Mr. Mann objected to imposing certification requirements on independent directors,
saying that such requirements would: (1) not serve any practical purpose; (2) blur the line
between the board’s oversight function and the day-to-day management and operation of the
fund; and (3) have a chilling effect on the board’s ability to recruit and retain independent
trustees. He also expressed his personal belief that the following reforms would improve the
regulation of mutual funds and of the financial markets generally: (1) dollar disclosure in
quarterly account statements of the fees and expenses that an investor actually paid on his or
her investment (this requirement would apply to all types of investment vehicles and accounts);
(2) repeal of the soft dollar safe harbor in Section 28(e) of the Exchange Act and regulatory
action to require that mutual fund brokerage commissions reflect only execution costs; (3) a
prohibition on the use of Rule 12b-1 payments as a substitute for sales loads, and the deduction
of installment loads directly from shareholder accounts; (4) a prohibition on revenue sharing
and other cash payments to intermediaries; and (5) an “unbundling” of fund fees so that a
fund’s advisory fee represents only charges for portfolio management services, which would
make it more directly comparable to the management fees paid by institutional investors.
Testimony of Mr. Miller
Mr. Miller’s testimony focused on the issue of joint management of mutual funds and
other accounts and, in particular, on a proposal to prohibit an individual from managing both
mutual funds and hedge funds. He stated that while Vanguard does not manage or offer hedge
funds, it hires external investment advisers to provide portfolio management services to certain
of its mutual funds. Mr. Miller observed that managing money for multiple clients is, and has
always been, an inherent feature of a successful asset management firm. He also observed that
any firm managing mutual fund assets is required to be a registered investment adviser and –
consistent with the Investment Advisers Act of 1940 and its fiduciary duties – should have
substantive policies and procedures to help ensure that its investment professionals manage
multiple accounts in the interest of all clients.

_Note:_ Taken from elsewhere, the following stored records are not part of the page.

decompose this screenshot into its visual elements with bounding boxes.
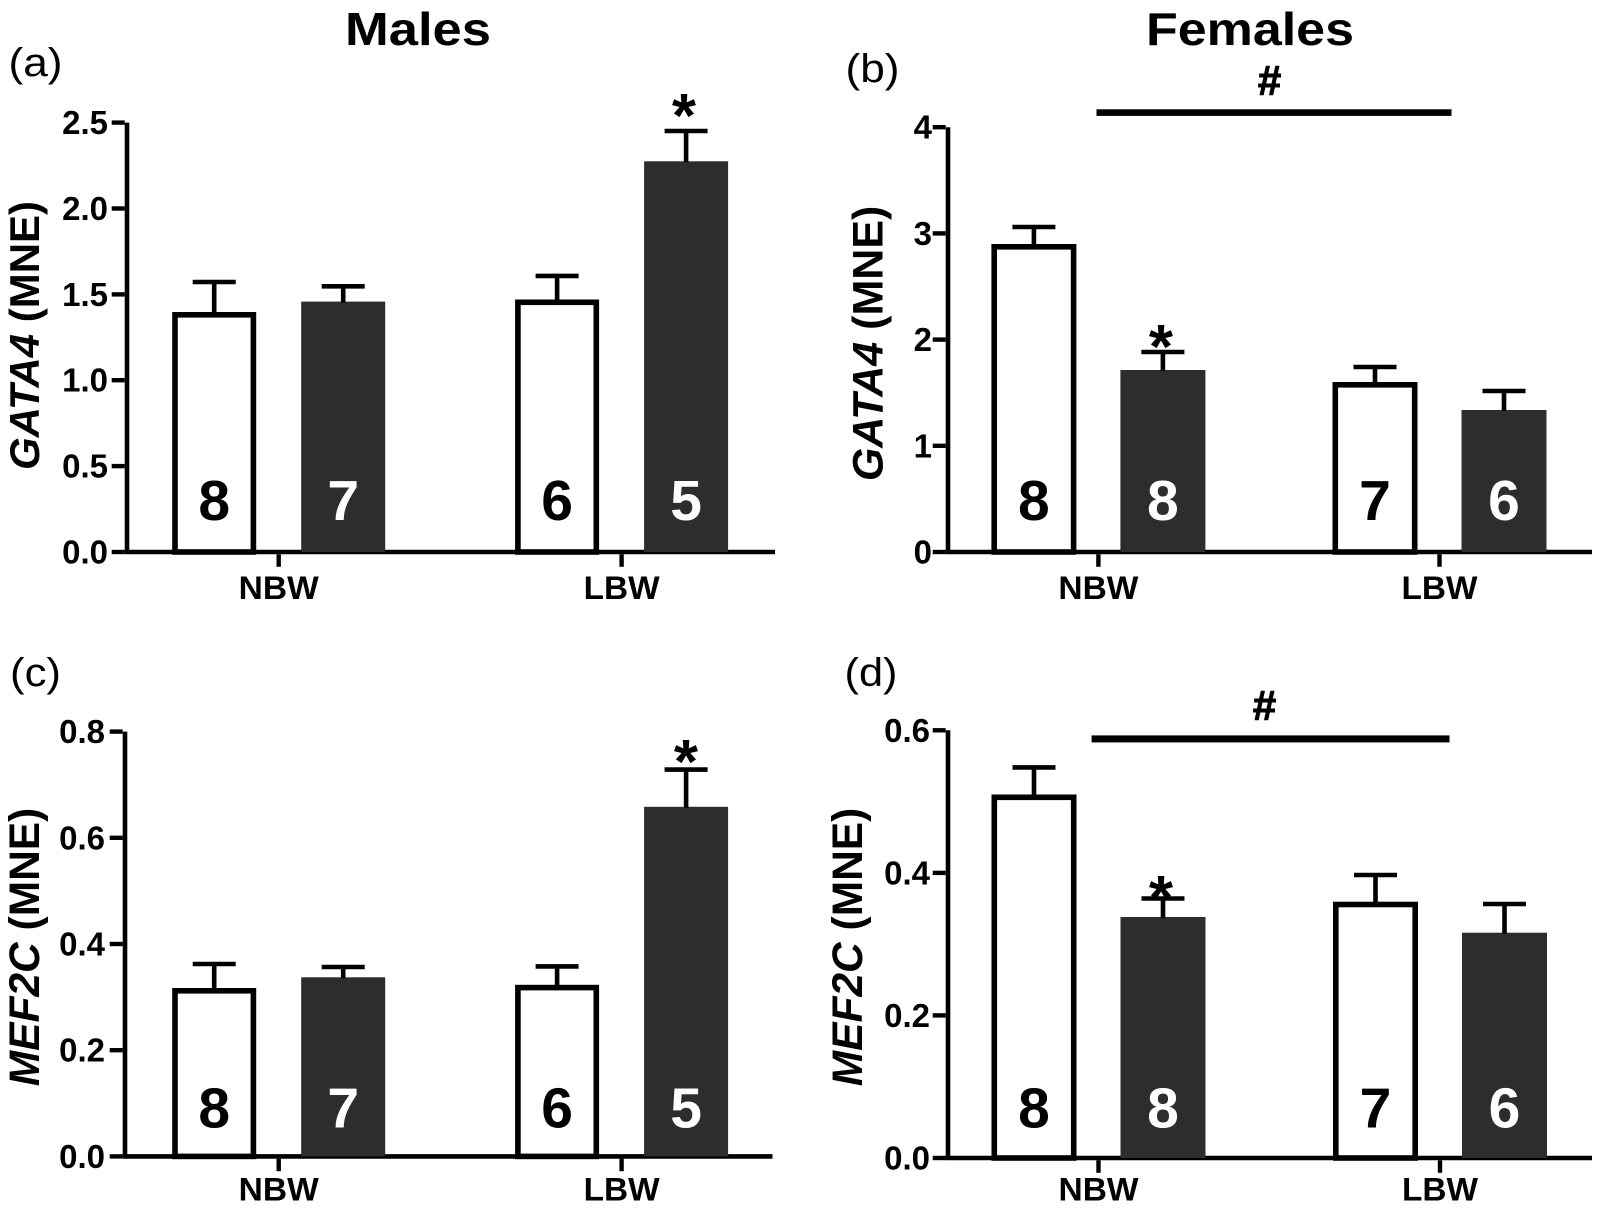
svg-text:0.2: 0.2	[884, 997, 930, 1034]
svg-text:3: 3	[914, 215, 932, 252]
svg-text:1.0: 1.0	[62, 362, 108, 399]
svg-text:7: 7	[327, 469, 359, 533]
svg-text:NBW: NBW	[239, 570, 320, 606]
svg-text:8: 8	[1147, 1077, 1179, 1141]
svg-text:#: #	[1253, 682, 1276, 729]
svg-text:0.0: 0.0	[59, 1138, 105, 1175]
svg-text:2.5: 2.5	[62, 104, 108, 141]
svg-text:0.4: 0.4	[59, 926, 106, 963]
svg-text:GATA4 (MNE): GATA4 (MNE)	[845, 206, 893, 482]
svg-text:(a): (a)	[9, 41, 63, 85]
svg-text:2: 2	[914, 321, 932, 358]
svg-text:(c): (c)	[10, 651, 61, 695]
svg-text:NBW: NBW	[239, 1172, 320, 1208]
svg-text:8: 8	[1018, 469, 1050, 533]
svg-text:8: 8	[1018, 1077, 1050, 1141]
svg-text:0.6: 0.6	[884, 712, 930, 749]
svg-text:*: *	[674, 728, 699, 797]
svg-text:0.4: 0.4	[884, 854, 931, 891]
svg-text:1.5: 1.5	[62, 276, 108, 313]
svg-text:(d): (d)	[845, 651, 898, 695]
svg-text:0.5: 0.5	[62, 448, 108, 485]
svg-text:2.0: 2.0	[62, 190, 108, 227]
svg-text:8: 8	[1147, 469, 1179, 533]
svg-text:LBW: LBW	[1402, 1172, 1479, 1208]
svg-text:LBW: LBW	[1402, 570, 1479, 606]
svg-text:7: 7	[1360, 1077, 1392, 1141]
svg-text:1: 1	[914, 427, 932, 464]
svg-text:GATA4 (MNE): GATA4 (MNE)	[1, 201, 48, 470]
svg-text:0.0: 0.0	[884, 1140, 930, 1177]
svg-text:NBW: NBW	[1058, 570, 1139, 606]
svg-text:0: 0	[914, 534, 932, 571]
svg-text:0.6: 0.6	[59, 819, 105, 856]
svg-text:6: 6	[541, 1077, 573, 1141]
svg-text:4: 4	[914, 109, 933, 146]
svg-text:*: *	[672, 82, 697, 151]
svg-text:*: *	[1149, 313, 1174, 382]
svg-text:LBW: LBW	[584, 570, 661, 606]
svg-text:8: 8	[198, 1077, 230, 1141]
svg-text:MEF2C (MNE): MEF2C (MNE)	[2, 808, 49, 1087]
svg-text:5: 5	[670, 1077, 702, 1141]
svg-text:#: #	[1258, 57, 1281, 104]
svg-text:7: 7	[1359, 469, 1391, 533]
svg-text:6: 6	[1488, 469, 1520, 533]
svg-text:5: 5	[670, 469, 702, 533]
svg-text:0.2: 0.2	[59, 1032, 105, 1069]
svg-text:8: 8	[198, 469, 230, 533]
svg-text:*: *	[1149, 864, 1174, 933]
svg-text:Females: Females	[1146, 3, 1354, 55]
svg-text:(b): (b)	[846, 47, 900, 91]
svg-text:6: 6	[541, 469, 573, 533]
svg-text:NBW: NBW	[1059, 1172, 1140, 1208]
svg-text:Males: Males	[345, 3, 491, 55]
svg-text:0.0: 0.0	[62, 534, 108, 571]
svg-text:LBW: LBW	[584, 1172, 661, 1208]
svg-text:6: 6	[1489, 1077, 1521, 1141]
svg-text:MEF2C (MNE): MEF2C (MNE)	[825, 808, 872, 1087]
svg-text:7: 7	[327, 1077, 359, 1141]
svg-text:0.8: 0.8	[59, 713, 105, 750]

Mr. Miller described a ban on side-by-side management as an extraordinary step that
would disadvantage mutual fund shareholders and fail to protect them fully. Specifically, he
stated that such a ban would: (1) force portfolio managers to choose between mutual funds and
hedge funds, thereby reducing the pool of top investment professionals available to mutual
fund investors; (2) negatively impact an investment firm’s continuity and stability, which is a
key factor in long-term investment success for the firm’s clients, including mutual fund clients;
and (3) fail to address potential conflicts that may arise with the management of accounts other
than hedge funds. Mr. Miller suggested that a better approach would be to require mutual fund
9
directors to review and approve stringent procedures to address conflicts of interest and to
review the adviser’s performance under those procedures. He stated that enhanced compliance
obligations, when combined with additional support for independent directors (e.g., providing
independent directors with the authority to hire staff or other experts to help them fulfill their
fiduciary duties) would sufficiently protect mutual fund investors from potential conflicts of
interest present in the management of multiple accounts.